Parlamentares baianos votam pela manutenção do veto à obrigatoriedade da certificação digital

Jorge Khoury entrou em contato com senadores e deputados da Bahia para votação que evitou derrubada de decisão do governo federal que impactaria pequenos negócios

Parlamentares baianos votaram pela manutenção do Veto nº 50/2020 da Lei 14.063, que extinguiu a obrigatoriedade da certificação digital para pessoas físicas e jurídicas. No total, o veto foi mantido pelo Congresso Nacional com 365 votos a favor, 17 contra e uma abstenção. A votação aconteceu na noite de segunda-feira (19). A manutenção da decisão do presidente da República, Jair Bolsonaro, favorece os donos de micro e pequenos negócios, pois reduz custos e a burocracia no empreendedorismo.

O Sebrae defendeu o veto à obrigatoriedade da certificação digital, como uma das formas de aumentar a competitividade e permitir que as micro e pequenas empresas continuem gerando emprego e renda e sendo o motor da economia. O superintendente do Sebrae Bahia, Jorge Khoury, buscou articular, diretamente com parlamentares da bancada baiana, para conseguir manter a decisão.
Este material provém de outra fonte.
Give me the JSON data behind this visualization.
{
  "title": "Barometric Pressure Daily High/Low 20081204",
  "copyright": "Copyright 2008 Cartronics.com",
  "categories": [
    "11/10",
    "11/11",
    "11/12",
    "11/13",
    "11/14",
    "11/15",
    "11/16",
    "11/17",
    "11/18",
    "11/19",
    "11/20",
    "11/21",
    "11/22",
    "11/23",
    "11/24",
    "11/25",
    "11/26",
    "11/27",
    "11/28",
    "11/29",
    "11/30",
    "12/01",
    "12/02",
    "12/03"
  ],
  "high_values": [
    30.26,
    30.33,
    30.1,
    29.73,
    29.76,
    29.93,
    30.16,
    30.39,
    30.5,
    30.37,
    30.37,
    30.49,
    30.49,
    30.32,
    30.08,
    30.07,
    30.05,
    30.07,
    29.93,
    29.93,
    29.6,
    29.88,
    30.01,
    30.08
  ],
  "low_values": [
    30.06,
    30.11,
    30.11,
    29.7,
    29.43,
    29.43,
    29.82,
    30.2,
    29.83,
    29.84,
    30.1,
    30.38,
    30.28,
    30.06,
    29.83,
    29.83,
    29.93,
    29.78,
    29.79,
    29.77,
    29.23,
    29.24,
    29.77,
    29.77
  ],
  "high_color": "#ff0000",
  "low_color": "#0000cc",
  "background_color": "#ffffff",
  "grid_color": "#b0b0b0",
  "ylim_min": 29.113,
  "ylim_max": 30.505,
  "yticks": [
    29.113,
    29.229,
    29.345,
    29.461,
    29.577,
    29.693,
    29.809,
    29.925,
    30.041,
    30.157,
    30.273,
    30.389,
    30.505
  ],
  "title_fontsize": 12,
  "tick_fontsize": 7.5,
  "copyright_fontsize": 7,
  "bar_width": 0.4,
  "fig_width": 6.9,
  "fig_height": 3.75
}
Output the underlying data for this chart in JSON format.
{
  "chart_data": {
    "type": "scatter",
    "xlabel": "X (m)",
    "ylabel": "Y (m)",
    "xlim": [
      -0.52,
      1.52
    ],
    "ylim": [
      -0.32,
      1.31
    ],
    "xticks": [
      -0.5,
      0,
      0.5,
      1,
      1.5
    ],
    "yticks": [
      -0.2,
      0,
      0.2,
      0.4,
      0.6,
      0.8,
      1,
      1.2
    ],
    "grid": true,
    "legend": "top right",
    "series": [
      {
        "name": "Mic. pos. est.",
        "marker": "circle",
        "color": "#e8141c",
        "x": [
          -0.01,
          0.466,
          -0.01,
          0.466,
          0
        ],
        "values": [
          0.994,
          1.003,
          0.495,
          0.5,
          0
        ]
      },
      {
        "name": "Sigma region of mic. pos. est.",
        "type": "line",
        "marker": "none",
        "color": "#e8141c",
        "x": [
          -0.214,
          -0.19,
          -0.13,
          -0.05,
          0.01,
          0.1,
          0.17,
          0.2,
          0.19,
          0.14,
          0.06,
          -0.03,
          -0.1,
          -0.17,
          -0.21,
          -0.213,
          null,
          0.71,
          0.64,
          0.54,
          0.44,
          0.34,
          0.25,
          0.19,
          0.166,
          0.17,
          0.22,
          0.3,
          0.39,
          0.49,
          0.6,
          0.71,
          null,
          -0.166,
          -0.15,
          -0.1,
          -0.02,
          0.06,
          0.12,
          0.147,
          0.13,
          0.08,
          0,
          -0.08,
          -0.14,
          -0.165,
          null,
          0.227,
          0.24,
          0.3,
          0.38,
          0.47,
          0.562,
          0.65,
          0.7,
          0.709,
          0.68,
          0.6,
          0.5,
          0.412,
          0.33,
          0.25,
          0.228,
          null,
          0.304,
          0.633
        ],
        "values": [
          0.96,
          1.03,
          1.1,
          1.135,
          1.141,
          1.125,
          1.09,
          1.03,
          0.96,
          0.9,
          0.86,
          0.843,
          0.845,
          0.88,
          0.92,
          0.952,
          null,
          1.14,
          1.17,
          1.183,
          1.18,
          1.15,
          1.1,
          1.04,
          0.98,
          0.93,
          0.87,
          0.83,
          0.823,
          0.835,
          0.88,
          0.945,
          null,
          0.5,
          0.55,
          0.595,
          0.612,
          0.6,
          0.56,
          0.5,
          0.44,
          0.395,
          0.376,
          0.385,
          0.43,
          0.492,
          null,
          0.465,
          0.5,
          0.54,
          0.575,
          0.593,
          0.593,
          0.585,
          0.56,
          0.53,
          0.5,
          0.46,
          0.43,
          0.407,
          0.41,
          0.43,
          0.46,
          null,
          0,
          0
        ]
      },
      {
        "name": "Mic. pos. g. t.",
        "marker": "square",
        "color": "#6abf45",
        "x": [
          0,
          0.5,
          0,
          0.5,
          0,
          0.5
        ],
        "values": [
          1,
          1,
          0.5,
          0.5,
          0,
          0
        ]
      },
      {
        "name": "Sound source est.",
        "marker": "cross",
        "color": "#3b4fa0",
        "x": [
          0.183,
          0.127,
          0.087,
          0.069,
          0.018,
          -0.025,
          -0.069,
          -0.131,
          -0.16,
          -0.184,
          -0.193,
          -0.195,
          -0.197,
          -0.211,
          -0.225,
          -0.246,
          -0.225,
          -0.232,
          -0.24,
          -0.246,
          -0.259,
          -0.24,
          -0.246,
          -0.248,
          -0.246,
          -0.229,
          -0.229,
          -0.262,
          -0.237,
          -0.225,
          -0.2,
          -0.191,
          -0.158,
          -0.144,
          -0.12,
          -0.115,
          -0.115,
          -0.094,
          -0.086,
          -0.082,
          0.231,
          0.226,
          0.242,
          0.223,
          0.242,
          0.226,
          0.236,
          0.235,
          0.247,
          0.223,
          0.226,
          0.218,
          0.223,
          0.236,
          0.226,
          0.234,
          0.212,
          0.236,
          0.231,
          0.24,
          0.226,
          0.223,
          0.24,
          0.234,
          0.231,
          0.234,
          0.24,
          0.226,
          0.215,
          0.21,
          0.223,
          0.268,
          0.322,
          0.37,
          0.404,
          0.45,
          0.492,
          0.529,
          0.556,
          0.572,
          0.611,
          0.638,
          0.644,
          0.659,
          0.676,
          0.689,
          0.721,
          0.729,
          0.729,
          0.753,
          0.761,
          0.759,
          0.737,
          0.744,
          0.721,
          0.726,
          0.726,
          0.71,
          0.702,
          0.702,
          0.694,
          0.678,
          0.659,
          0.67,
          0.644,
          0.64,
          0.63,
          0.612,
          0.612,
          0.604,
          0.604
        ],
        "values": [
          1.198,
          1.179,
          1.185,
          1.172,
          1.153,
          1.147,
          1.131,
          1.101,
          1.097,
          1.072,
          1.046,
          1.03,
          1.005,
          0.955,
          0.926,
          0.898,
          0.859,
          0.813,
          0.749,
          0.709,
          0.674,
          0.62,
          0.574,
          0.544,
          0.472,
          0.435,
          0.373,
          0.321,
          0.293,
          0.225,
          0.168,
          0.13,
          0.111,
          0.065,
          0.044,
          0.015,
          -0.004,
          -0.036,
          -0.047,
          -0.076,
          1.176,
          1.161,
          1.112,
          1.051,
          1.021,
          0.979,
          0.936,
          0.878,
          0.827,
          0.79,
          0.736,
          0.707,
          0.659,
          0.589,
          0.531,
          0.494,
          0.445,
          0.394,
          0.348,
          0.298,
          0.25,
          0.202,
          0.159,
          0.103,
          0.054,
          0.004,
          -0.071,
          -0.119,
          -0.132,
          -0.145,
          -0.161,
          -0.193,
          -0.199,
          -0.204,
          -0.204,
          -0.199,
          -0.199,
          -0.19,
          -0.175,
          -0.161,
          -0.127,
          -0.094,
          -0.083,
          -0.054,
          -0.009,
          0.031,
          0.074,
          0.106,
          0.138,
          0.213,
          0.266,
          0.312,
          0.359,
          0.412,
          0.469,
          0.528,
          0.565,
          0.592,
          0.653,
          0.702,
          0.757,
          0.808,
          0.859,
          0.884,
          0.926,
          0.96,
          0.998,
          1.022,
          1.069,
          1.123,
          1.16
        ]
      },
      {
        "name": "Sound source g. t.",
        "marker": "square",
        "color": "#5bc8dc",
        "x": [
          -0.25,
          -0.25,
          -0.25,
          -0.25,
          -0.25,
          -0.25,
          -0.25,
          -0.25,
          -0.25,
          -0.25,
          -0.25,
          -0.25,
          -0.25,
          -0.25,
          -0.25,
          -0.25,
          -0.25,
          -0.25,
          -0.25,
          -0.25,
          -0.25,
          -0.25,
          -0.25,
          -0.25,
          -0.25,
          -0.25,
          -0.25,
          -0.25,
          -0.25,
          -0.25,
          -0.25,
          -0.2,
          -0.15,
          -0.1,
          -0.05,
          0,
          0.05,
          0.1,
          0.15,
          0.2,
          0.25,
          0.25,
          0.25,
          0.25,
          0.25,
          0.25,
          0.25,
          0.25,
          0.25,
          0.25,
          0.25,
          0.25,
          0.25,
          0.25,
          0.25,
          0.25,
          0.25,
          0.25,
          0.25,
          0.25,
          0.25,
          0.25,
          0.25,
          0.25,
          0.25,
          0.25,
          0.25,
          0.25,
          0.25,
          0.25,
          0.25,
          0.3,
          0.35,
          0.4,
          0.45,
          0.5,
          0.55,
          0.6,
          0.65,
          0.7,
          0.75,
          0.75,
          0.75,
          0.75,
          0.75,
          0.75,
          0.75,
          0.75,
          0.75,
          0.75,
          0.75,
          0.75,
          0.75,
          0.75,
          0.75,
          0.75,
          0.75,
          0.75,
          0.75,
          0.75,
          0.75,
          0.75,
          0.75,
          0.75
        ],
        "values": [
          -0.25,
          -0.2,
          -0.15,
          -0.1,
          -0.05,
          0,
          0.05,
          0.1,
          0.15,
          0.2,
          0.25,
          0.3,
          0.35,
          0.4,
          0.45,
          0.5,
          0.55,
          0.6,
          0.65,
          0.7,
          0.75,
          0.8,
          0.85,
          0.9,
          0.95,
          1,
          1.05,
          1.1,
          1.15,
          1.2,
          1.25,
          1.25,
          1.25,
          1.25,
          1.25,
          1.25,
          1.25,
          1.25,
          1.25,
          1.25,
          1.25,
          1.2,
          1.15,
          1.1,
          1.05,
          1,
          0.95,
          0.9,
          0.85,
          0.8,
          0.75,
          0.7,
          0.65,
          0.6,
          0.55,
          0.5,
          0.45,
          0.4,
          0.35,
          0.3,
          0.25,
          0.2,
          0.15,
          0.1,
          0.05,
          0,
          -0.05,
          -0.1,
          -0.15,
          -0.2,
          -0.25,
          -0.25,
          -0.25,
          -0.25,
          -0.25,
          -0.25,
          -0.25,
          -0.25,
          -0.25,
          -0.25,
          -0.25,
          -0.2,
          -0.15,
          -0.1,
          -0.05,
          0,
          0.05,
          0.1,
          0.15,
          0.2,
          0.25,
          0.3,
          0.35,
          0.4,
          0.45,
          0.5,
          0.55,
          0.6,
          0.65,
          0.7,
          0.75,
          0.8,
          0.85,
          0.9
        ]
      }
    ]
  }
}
Houve a mesma articulação do Sebrae em outros estados, com a liderança, em âmbito nacional, do presidente Carlos Melles.

Khoury destaca a importância dessa votação no Congresso Nacional, que impediu mais um impacto negativo aos pequenos negócios. “Os donos de micro e pequenas empresas vêm enfrentando muitas dificuldades em meio à crise gerada pela pandemia. O poder público, junto com o Sebrae, vem agindo no desenvolvimento de soluções para que essas empresas possam encarar os desafios desse momento. O veto em questão vai permitir que os pequenos continuem tendo fôlego para enfrentar esse período difícil, o que influencia positivamente também o ambiente de negócios no Brasil”, afirmou o superintendente.

Desde que a obrigatoriedade da certificação digital foi eliminada, o desempenho nas formalizações de empresas nas juntas comerciais melhorou. Segundo levantamento produzido pelo Sebrae, cresceu o número de assinaturas avançadas nos atos perante as juntas comerciais. Apenas nove juntas comerciais, que fazem parte do Projeto Empreendedor Digital e que foi implantado em março desse ano, formalizaram, em um curto espaço de tempo, mais de 100 mil atos por meio das assinaturas avançadas.

Se o veto tivesse sido derrubado, diversos serviços digitais lançados pelo governo federal e pelos governos estaduais nos últimos anos exigiriam que cidadãos e empresas tivessem que adquirir certificados digitais, acarretando em aumento de custos e de burocracia. “Nessa altura, precisamos encontrar formas de simplificar os processos para as micro e pequenas empresas. Nosso papel, enquanto Sebrae, é também atuar nessa articulação, para que possamos, em breve, retomar o caminho do crescimento econômico”, conclui Jorge Khoury.

Desburocratização

A desburocratização de processos e a redução de custos das empresas têm sido foco de várias ações do governo federal e do Sebrae em busca do aumento da competitividade brasileira e da maior atração de investidores para o país. No fim de março, o governo editou a MP 1.040, que visa melhorar o ambiente de negócios no Brasil e elevar em 20 posições a colocação do país no ranking Doing Business, do Banco Mundial.

O Sebrae tem apoiado e se mostrado parceiro em ações do governo federal que têm melhorado o acesso aos serviços pela internet e que deixam de exigir o certificado digital.